Я отчетливо помню, как он вздрогнул от испуга, когда снаружи постучали, когда в шум и грохотанье грозы вторглись эти гулкие удары; мы растерянно переглянулись, не решаясь открыть, и, хоть у самого порога стоял Адди, засов в конце концов отодвинул художник. А как только он выпустил ручку, ветер шваркнул дверью о стену кабины.
На сером фоне песчаных дюн, в треплющейся по ветру накидке, освещенный зигзагами молний, перебегающими по его лицу, застыл перед входом отец, показавшийся мне в тот миг осанистой нечистью, этаким неуклюжим порождением дождя; мы напрасно гадали, что его сюда привело, ибо входить он не собирался и только значительно молчал, должно быть забавляясь нашим испугом и тревогой, и вдруг беззвучным голосом произнес:
— Зигги!
— Здесь! — отозвался я и бросился к нему со всех ног, а он, высунув руку из накидки, схватил меня за кисть и потащил наружу, а затем без слов повернулся и поволок на дамбу под проливным дождем.
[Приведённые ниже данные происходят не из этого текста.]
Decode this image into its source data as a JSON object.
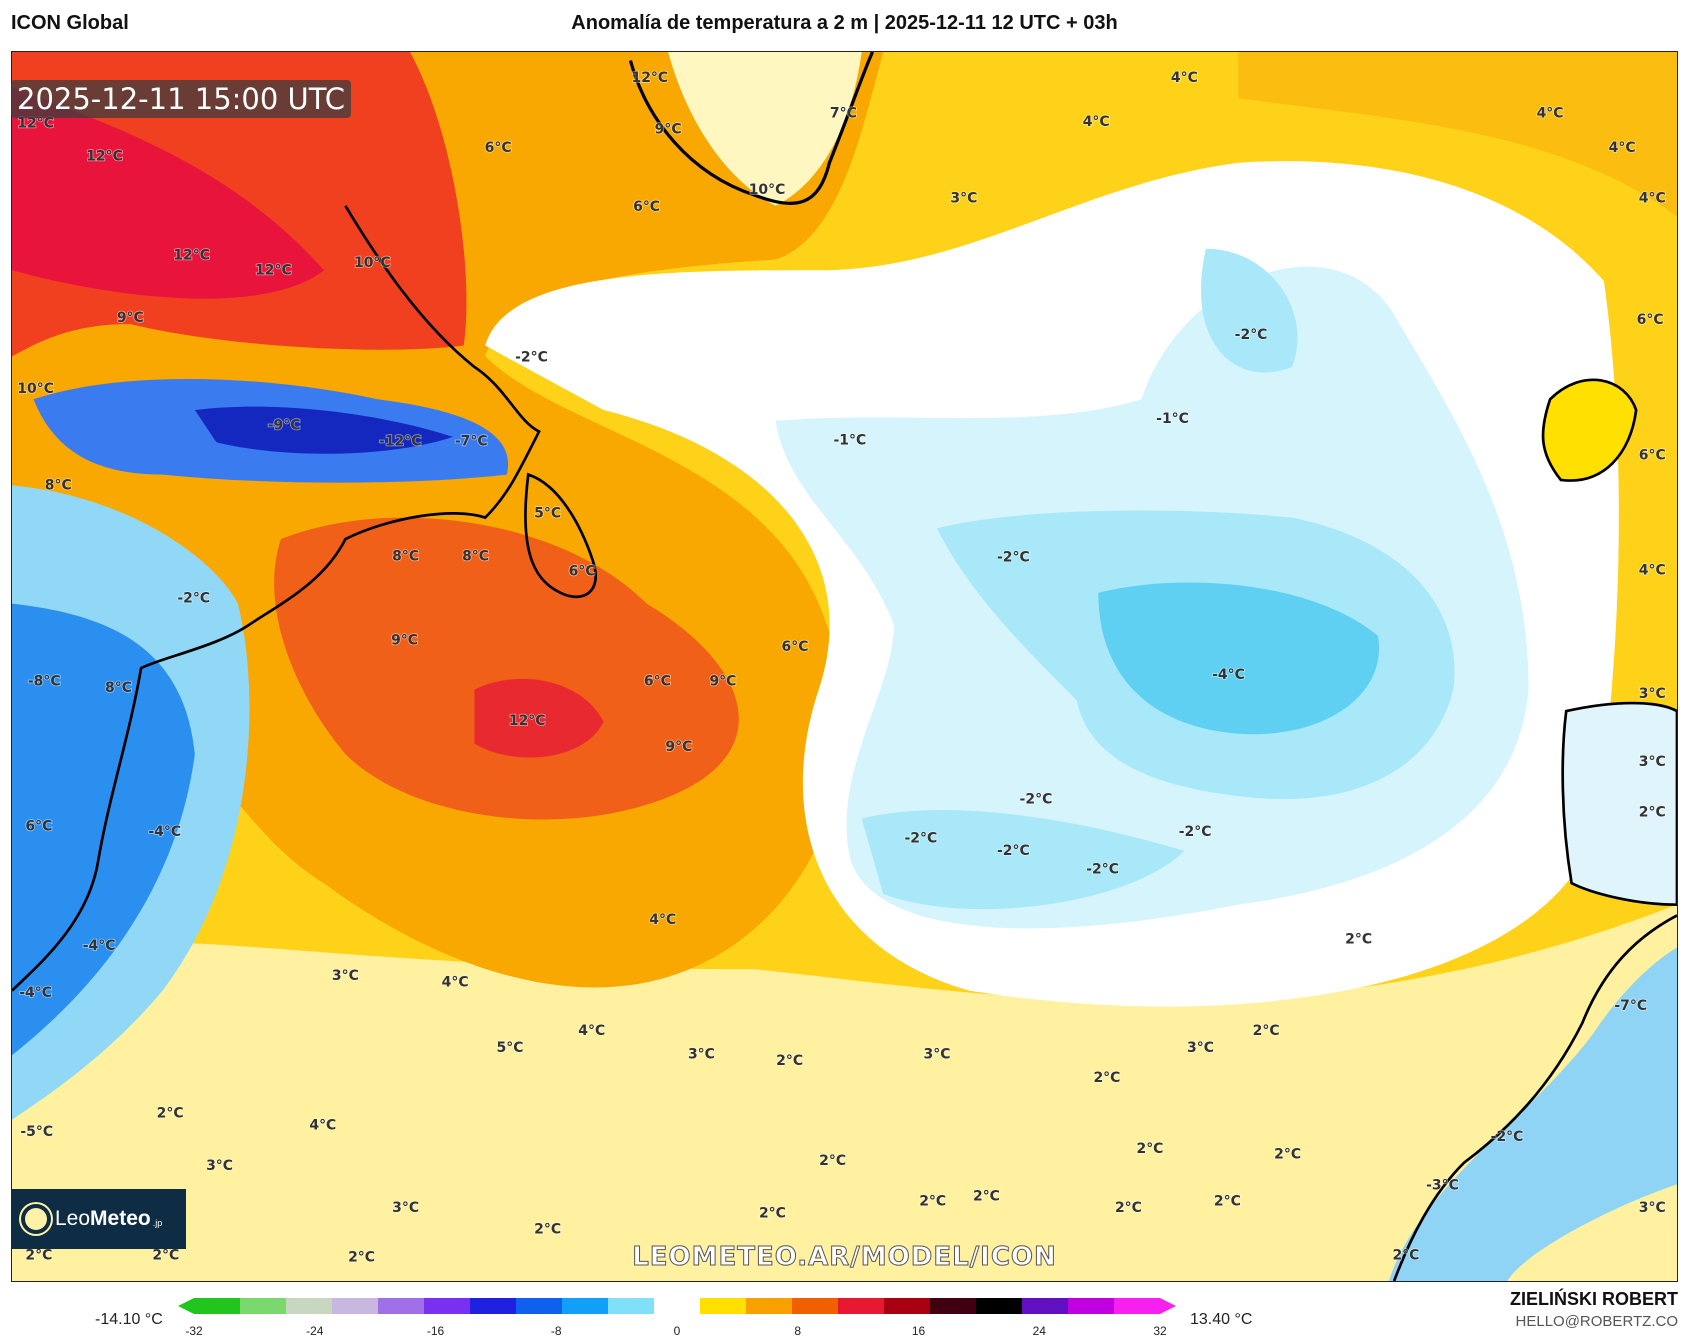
{
  "header": {
    "model": "ICON Global",
    "title": "Anomalía de temperatura a 2 m | 2025-12-11 12 UTC + 03h"
  },
  "map": {
    "valid_time": "2025-12-11 15:00 UTC",
    "watermark": "LEOMETEO.AR/MODEL/ICON",
    "logo": {
      "name": "LeoMeteo",
      "part1": "Leo",
      "part2": "Meteo",
      "suffix": ".jp"
    },
    "contour_labels": [
      "12°C",
      "12°C",
      "7°C",
      "9°C",
      "4°C",
      "4°C",
      "4°C",
      "4°C",
      "4°C",
      "6°C",
      "12°C",
      "10°C",
      "6°C",
      "3°C",
      "12°C",
      "12°C",
      "10°C",
      "9°C",
      "6°C",
      "-2°C",
      "-2°C",
      "10°C",
      "-1°C",
      "-9°C",
      "-12°C",
      "-7°C",
      "-1°C",
      "6°C",
      "8°C",
      "5°C",
      "8°C",
      "8°C",
      "-2°C",
      "6°C",
      "4°C",
      "-2°C",
      "9°C",
      "6°C",
      "6°C",
      "9°C",
      "-8°C",
      "8°C",
      "-4°C",
      "3°C",
      "12°C",
      "9°C",
      "3°C",
      "-2°C",
      "2°C",
      "-2°C",
      "6°C",
      "-4°C",
      "-2°C",
      "-2°C",
      "-2°C",
      "4°C",
      "2°C",
      "-4°C",
      "3°C",
      "4°C",
      "-4°C",
      "-7°C",
      "2°C",
      "5°C",
      "4°C",
      "3°C",
      "2°C",
      "3°C",
      "3°C",
      "2°C",
      "2°C",
      "-5°C",
      "4°C",
      "-2°C",
      "2°C",
      "2°C",
      "3°C",
      "2°C",
      "-3°C",
      "2°C",
      "2°C",
      "2°C",
      "2°C",
      "3°C",
      "3°C",
      "2°C",
      "2°C",
      "2°C",
      "2°C",
      "2°C",
      "2°C"
    ]
  },
  "colorbar": {
    "min_label": "-14.10 °C",
    "max_label": "13.40 °C",
    "ticks": [
      "-32",
      "-24",
      "-16",
      "-8",
      "0",
      "8",
      "16",
      "24",
      "32"
    ],
    "range": [
      -32,
      32
    ],
    "colors": [
      "#22c41e",
      "#7ad86e",
      "#c8d8c0",
      "#c8b8e0",
      "#a070e8",
      "#7a30f0",
      "#2020e0",
      "#1060f0",
      "#10a0f8",
      "#80e0f8",
      "#ffffff",
      "#ffe000",
      "#f8a000",
      "#f06000",
      "#e81830",
      "#a80010",
      "#400010",
      "#000000",
      "#6010c0",
      "#c000e0",
      "#f820f0"
    ]
  },
  "credits": {
    "author": "ZIELIŃSKI ROBERT",
    "email": "HELLO@ROBERTZ.CO"
  }
}
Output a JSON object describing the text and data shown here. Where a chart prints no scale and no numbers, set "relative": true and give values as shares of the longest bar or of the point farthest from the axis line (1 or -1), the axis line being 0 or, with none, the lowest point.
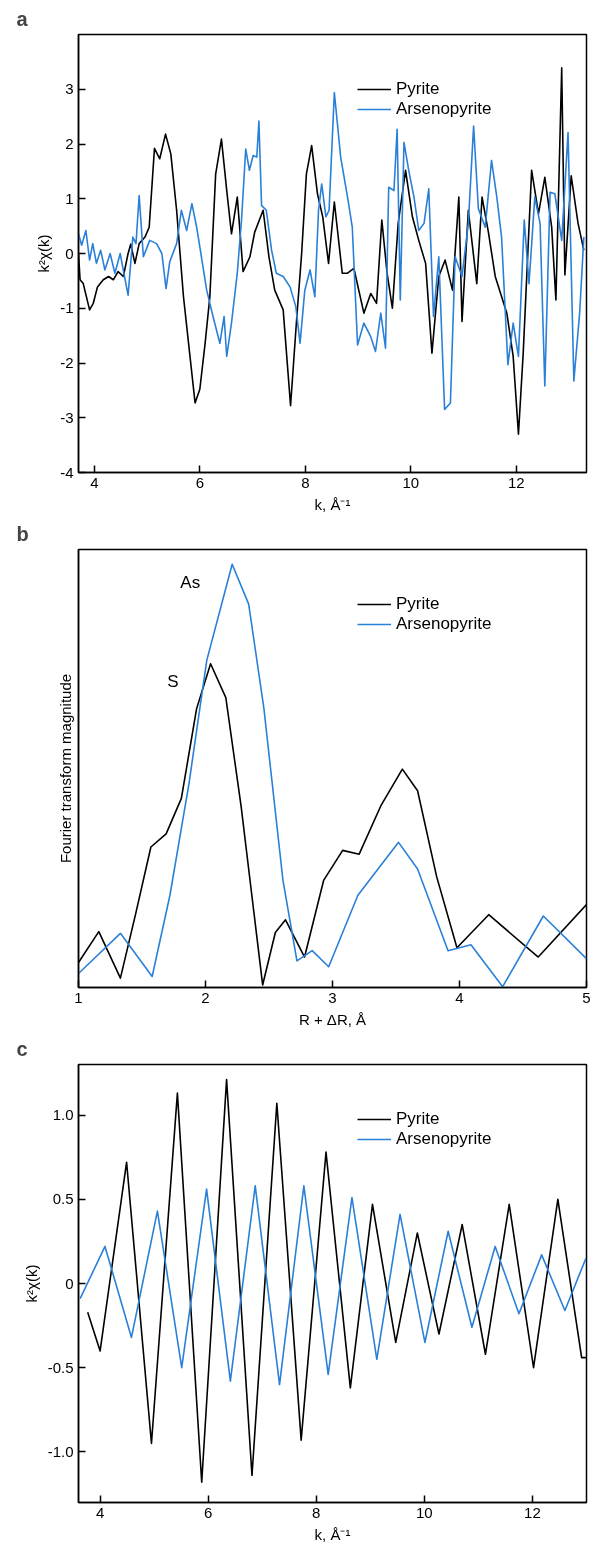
{
  "chart_data": [
    {
      "type": "line",
      "title": "a",
      "xlabel": "k, Å⁻¹",
      "ylabel": "k²χ(k)",
      "xlim": [
        3.7,
        13.33
      ],
      "ylim": [
        -4,
        4.0
      ],
      "xticks": [
        4,
        6,
        8,
        10,
        12
      ],
      "yticks": [
        -4,
        -3,
        -2,
        -1,
        0,
        1,
        2,
        3
      ],
      "grid": false,
      "legend": "top right",
      "series": [
        {
          "name": "Pyrite",
          "color": "#000000",
          "x": [
            3.7,
            3.73,
            3.79,
            3.91,
            3.98,
            4.06,
            4.17,
            4.27,
            4.36,
            4.45,
            4.55,
            4.64,
            4.69,
            4.77,
            4.85,
            4.96,
            5.04,
            5.14,
            5.24,
            5.35,
            5.45,
            5.56,
            5.69,
            5.8,
            5.91,
            6.0,
            6.1,
            6.19,
            6.3,
            6.41,
            6.51,
            6.6,
            6.71,
            6.82,
            6.95,
            7.04,
            7.2,
            7.31,
            7.42,
            7.58,
            7.72,
            7.83,
            7.93,
            8.02,
            8.12,
            8.23,
            8.33,
            8.44,
            8.55,
            8.7,
            8.8,
            8.92,
            9.11,
            9.24,
            9.35,
            9.45,
            9.55,
            9.65,
            9.76,
            9.9,
            10.03,
            10.15,
            10.28,
            10.4,
            10.53,
            10.65,
            10.79,
            10.91,
            10.97,
            11.09,
            11.25,
            11.35,
            11.47,
            11.6,
            11.82,
            11.94,
            12.04,
            12.13,
            12.29,
            12.42,
            12.54,
            12.67,
            12.75,
            12.86,
            12.92,
            13.04,
            13.17,
            13.28
          ],
          "values": [
            0.0,
            -0.48,
            -0.55,
            -1.03,
            -0.91,
            -0.61,
            -0.48,
            -0.42,
            -0.48,
            -0.33,
            -0.42,
            0.0,
            0.17,
            -0.18,
            0.18,
            0.3,
            0.48,
            1.92,
            1.73,
            2.18,
            1.82,
            0.79,
            -0.79,
            -1.76,
            -2.73,
            -2.48,
            -1.64,
            -0.79,
            1.45,
            2.09,
            1.15,
            0.36,
            1.03,
            -0.33,
            -0.06,
            0.39,
            0.79,
            -0.06,
            -0.67,
            -1.03,
            -2.78,
            -1.27,
            0.0,
            1.45,
            1.97,
            1.09,
            0.67,
            -0.18,
            0.94,
            -0.36,
            -0.36,
            -0.27,
            -1.09,
            -0.73,
            -0.91,
            0.61,
            -0.36,
            -1.0,
            0.55,
            1.52,
            0.67,
            0.24,
            -0.18,
            -1.82,
            -0.42,
            -0.12,
            -0.67,
            1.03,
            -1.24,
            0.79,
            -0.55,
            1.03,
            0.39,
            -0.42,
            -1.09,
            -1.88,
            -3.3,
            -1.82,
            1.52,
            0.73,
            1.39,
            0.48,
            -0.85,
            3.39,
            -0.39,
            1.42,
            0.55,
            0.06
          ]
        },
        {
          "name": "Arsenopyrite",
          "color": "#2a80d8",
          "x": [
            3.7,
            3.76,
            3.84,
            3.91,
            3.97,
            4.04,
            4.12,
            4.2,
            4.3,
            4.39,
            4.49,
            4.56,
            4.64,
            4.73,
            4.79,
            4.85,
            4.93,
            5.05,
            5.18,
            5.28,
            5.36,
            5.43,
            5.56,
            5.65,
            5.75,
            5.85,
            5.94,
            6.03,
            6.13,
            6.25,
            6.38,
            6.46,
            6.51,
            6.6,
            6.71,
            6.79,
            6.87,
            6.94,
            7.01,
            7.08,
            7.12,
            7.17,
            7.26,
            7.36,
            7.45,
            7.58,
            7.71,
            7.82,
            7.9,
            7.99,
            8.09,
            8.18,
            8.25,
            8.31,
            8.39,
            8.45,
            8.55,
            8.67,
            8.8,
            8.89,
            8.99,
            9.11,
            9.24,
            9.33,
            9.43,
            9.52,
            9.58,
            9.68,
            9.74,
            9.8,
            9.87,
            9.96,
            10.06,
            10.15,
            10.25,
            10.34,
            10.43,
            10.53,
            10.64,
            10.75,
            10.84,
            10.97,
            11.09,
            11.19,
            11.28,
            11.41,
            11.53,
            11.63,
            11.72,
            11.84,
            11.94,
            12.04,
            12.15,
            12.24,
            12.35,
            12.45,
            12.54,
            12.64,
            12.73,
            12.86,
            12.98,
            13.09,
            13.2,
            13.28
          ],
          "values": [
            0.36,
            0.15,
            0.42,
            -0.12,
            0.18,
            -0.18,
            0.06,
            -0.3,
            0.0,
            -0.36,
            0.0,
            -0.36,
            -0.76,
            0.3,
            0.18,
            1.06,
            -0.06,
            0.24,
            0.18,
            0.0,
            -0.64,
            -0.15,
            0.18,
            0.79,
            0.42,
            0.91,
            0.48,
            -0.06,
            -0.67,
            -1.15,
            -1.64,
            -1.15,
            -1.88,
            -1.27,
            -0.36,
            0.61,
            1.91,
            1.52,
            1.79,
            1.76,
            2.42,
            0.88,
            0.79,
            0.06,
            -0.36,
            -0.42,
            -0.61,
            -0.97,
            -1.64,
            -0.67,
            -0.3,
            -0.79,
            0.79,
            1.27,
            0.67,
            0.79,
            2.94,
            1.76,
            1.03,
            0.48,
            -1.67,
            -1.27,
            -1.52,
            -1.79,
            -1.09,
            -1.73,
            1.21,
            1.15,
            2.27,
            -0.85,
            2.03,
            1.52,
            1.03,
            0.42,
            0.55,
            1.18,
            -1.15,
            -0.06,
            -2.85,
            -2.73,
            -0.06,
            -0.42,
            0.55,
            2.33,
            0.82,
            0.48,
            1.7,
            1.03,
            0.3,
            -2.03,
            -1.27,
            -1.88,
            0.61,
            -0.55,
            1.03,
            0.55,
            -2.42,
            1.12,
            1.09,
            0.24,
            2.21,
            -2.33,
            -1.09,
            0.3
          ]
        }
      ]
    },
    {
      "type": "line",
      "title": "b",
      "xlabel": "R + ΔR, Å",
      "ylabel": "Fourier transform magnitude",
      "relative": true,
      "xlim": [
        1,
        5
      ],
      "xticks": [
        1,
        2,
        3,
        4,
        5
      ],
      "tick_labels": "x",
      "grid": false,
      "legend": "top right",
      "annotations": [
        "As",
        "S"
      ],
      "series": [
        {
          "name": "Pyrite",
          "color": "#000000",
          "x": [
            1.0,
            1.16,
            1.33,
            1.45,
            1.57,
            1.69,
            1.81,
            1.93,
            2.04,
            2.16,
            2.28,
            2.45,
            2.55,
            2.63,
            2.78,
            2.93,
            3.08,
            3.21,
            3.38,
            3.55,
            3.67,
            3.82,
            3.98,
            4.23,
            4.62,
            5.0
          ],
          "values": [
            0.059,
            0.132,
            0.022,
            0.174,
            0.332,
            0.363,
            0.447,
            0.659,
            0.765,
            0.685,
            0.429,
            0.006,
            0.13,
            0.16,
            0.072,
            0.253,
            0.324,
            0.315,
            0.429,
            0.516,
            0.465,
            0.262,
            0.094,
            0.172,
            0.072,
            0.196
          ]
        },
        {
          "name": "Arsenopyrite",
          "color": "#2a80d8",
          "x": [
            1.0,
            1.33,
            1.58,
            1.72,
            1.87,
            2.01,
            2.21,
            2.34,
            2.46,
            2.61,
            2.72,
            2.84,
            2.97,
            3.2,
            3.52,
            3.67,
            3.91,
            4.09,
            4.34,
            4.66,
            5.0
          ],
          "values": [
            0.033,
            0.128,
            0.026,
            0.218,
            0.482,
            0.773,
            1.0,
            0.906,
            0.659,
            0.253,
            0.063,
            0.087,
            0.049,
            0.218,
            0.343,
            0.28,
            0.087,
            0.101,
            0.002,
            0.169,
            0.068
          ]
        }
      ]
    },
    {
      "type": "line",
      "title": "c",
      "xlabel": "k, Å⁻¹",
      "ylabel": "k²χ(k)",
      "xlim": [
        3.6,
        13.0
      ],
      "ylim": [
        -1.3,
        1.3
      ],
      "xticks": [
        4,
        6,
        8,
        10,
        12
      ],
      "yticks": [
        {
          "value": -1.0,
          "label": "-1.0"
        },
        {
          "value": -0.5,
          "label": "-0.5"
        },
        0,
        {
          "value": 0.5,
          "label": "0.5"
        },
        {
          "value": 1.0,
          "label": "1.0"
        }
      ],
      "grid": false,
      "legend": "top right",
      "series": [
        {
          "name": "Pyrite",
          "color": "#000000",
          "x": [
            3.77,
            4.0,
            4.49,
            4.95,
            5.43,
            5.88,
            6.34,
            6.81,
            7.27,
            7.72,
            8.18,
            8.63,
            9.04,
            9.47,
            9.87,
            10.27,
            10.7,
            11.13,
            11.57,
            12.02,
            12.47,
            12.91,
            12.99
          ],
          "values": [
            -0.17,
            -0.4,
            0.72,
            -0.95,
            1.13,
            -1.18,
            1.21,
            -1.14,
            1.07,
            -0.93,
            0.78,
            -0.62,
            0.47,
            -0.35,
            0.3,
            -0.3,
            0.35,
            -0.42,
            0.47,
            -0.5,
            0.5,
            -0.44,
            -0.44
          ]
        },
        {
          "name": "Arsenopyrite",
          "color": "#2a80d8",
          "x": [
            3.63,
            4.09,
            4.58,
            5.06,
            5.51,
            5.97,
            6.41,
            6.87,
            7.32,
            7.77,
            8.22,
            8.66,
            9.12,
            9.55,
            10.01,
            10.44,
            10.88,
            11.31,
            11.75,
            12.17,
            12.6,
            12.99
          ],
          "values": [
            -0.09,
            0.22,
            -0.32,
            0.43,
            -0.5,
            0.56,
            -0.58,
            0.58,
            -0.6,
            0.58,
            -0.54,
            0.51,
            -0.45,
            0.41,
            -0.35,
            0.31,
            -0.26,
            0.22,
            -0.18,
            0.17,
            -0.16,
            0.15
          ]
        }
      ]
    }
  ]
}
Ни упреков. Ни угроз. Я слышал только его посапывание и чувствовал железную хватку руки, злобно сжимавшей мне кисть, когда мы, спотыкаясь, пробирались через дюны и поднимались на дамбу, где лежал его служебный велосипед. Отец за все время ни слова не произнес, а я не смел ничего сказать, так как страх, опережая события, подсказывал мне, что предстоит; слова бы ничего не изменили, а потому я, скорчившись, сидел на раме, цепляясь за нее изо всех сил, тогда как он, протащив велосипед вперед, сел и умудрился, ни разу не слезая, проехать под грозой всю дамбу. Я знаю, чего это ему стоило, каких сил и какого внимания. Я слышал, как он сопит и задыхается над моим ухом, слышал, как он кряхтит, борясь с сильными порывами ветра. Хоть бы он выбранил меня! Хоть бы, вытащив из кабины, отвесил мне изрядную плюху, мне и то было бы легче и я смирился бы с терзавшим меня страхом. Но отец молчал как убитый, он казнил меня своим молчанием, которое возвещало неизбежную кару. Таково было его обыкновение — уведомлять обо всем наперед, все заранее предуказывать, он не признавал сюрпризов и, когда ему по должности полагалось «принять меры», редко делал это без предупреждения: «Внимание! Я принимаю меры!»